Research
Ongoing investigations into AI agent reliability, hardware optimization, and system design patterns.
Agent Self-Harness Loop Detection
Based on arxiv:2606.09498 — agents can detect their own failure patterns and correct structurally. Implemented as a hard rule: ≥3 consecutive turns same action type forces pivot. Prevents infinite loops without external monitoring.
Temporal Correlation ≠ Causation
Same-day co-occurrence doesn't prove causation. Line up timestamps of X and Y before claiming X→Y. Critical for operational debugging where multiple events happen during outages.
Config Drift Prevention
When multiple agents modify shared config, drift accumulates silently.
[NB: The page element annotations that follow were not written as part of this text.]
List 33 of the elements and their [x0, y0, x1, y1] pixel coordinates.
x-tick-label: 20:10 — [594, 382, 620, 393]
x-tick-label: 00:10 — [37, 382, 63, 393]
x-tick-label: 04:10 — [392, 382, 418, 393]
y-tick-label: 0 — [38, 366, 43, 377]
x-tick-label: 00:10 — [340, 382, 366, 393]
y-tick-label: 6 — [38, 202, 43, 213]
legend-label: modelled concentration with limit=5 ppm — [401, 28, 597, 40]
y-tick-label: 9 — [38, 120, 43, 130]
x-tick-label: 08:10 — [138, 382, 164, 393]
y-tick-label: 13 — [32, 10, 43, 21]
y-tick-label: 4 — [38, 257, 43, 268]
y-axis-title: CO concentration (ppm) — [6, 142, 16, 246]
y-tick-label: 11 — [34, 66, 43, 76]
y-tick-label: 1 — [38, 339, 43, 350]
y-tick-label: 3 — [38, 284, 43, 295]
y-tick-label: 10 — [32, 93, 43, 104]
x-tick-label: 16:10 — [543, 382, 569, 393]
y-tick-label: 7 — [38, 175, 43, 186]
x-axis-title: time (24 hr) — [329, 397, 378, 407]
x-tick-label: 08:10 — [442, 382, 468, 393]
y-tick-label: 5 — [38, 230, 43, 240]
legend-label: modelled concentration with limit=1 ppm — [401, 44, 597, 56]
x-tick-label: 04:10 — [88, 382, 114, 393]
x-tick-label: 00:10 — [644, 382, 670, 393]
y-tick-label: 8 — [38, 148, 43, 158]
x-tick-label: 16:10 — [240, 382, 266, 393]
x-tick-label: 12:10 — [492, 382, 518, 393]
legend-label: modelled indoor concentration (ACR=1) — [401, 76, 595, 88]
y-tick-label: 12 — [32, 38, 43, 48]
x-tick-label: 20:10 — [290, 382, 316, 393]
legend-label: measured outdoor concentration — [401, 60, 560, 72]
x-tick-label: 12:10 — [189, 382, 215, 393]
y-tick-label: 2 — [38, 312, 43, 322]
Solution: atomic writes, pre-commit validation, and explicit attribution in code comments. Never fake-attribute decisions to humans.
Safe Restart Protocol
Direct systemctl stop on inference engines = self-deletion. Service restarts must go through safe-restart with queuing, idle-wait, and user notification. Six-hour outage resulted from violating this rule.
GPU Power Limit Experiment
Explored RTX 3090 power limits, persistence mode, PCIe register probing. Found that manual power limit changes under load cause instability. Lesson: never touch GPU settings without explicit authorization and rollback plan.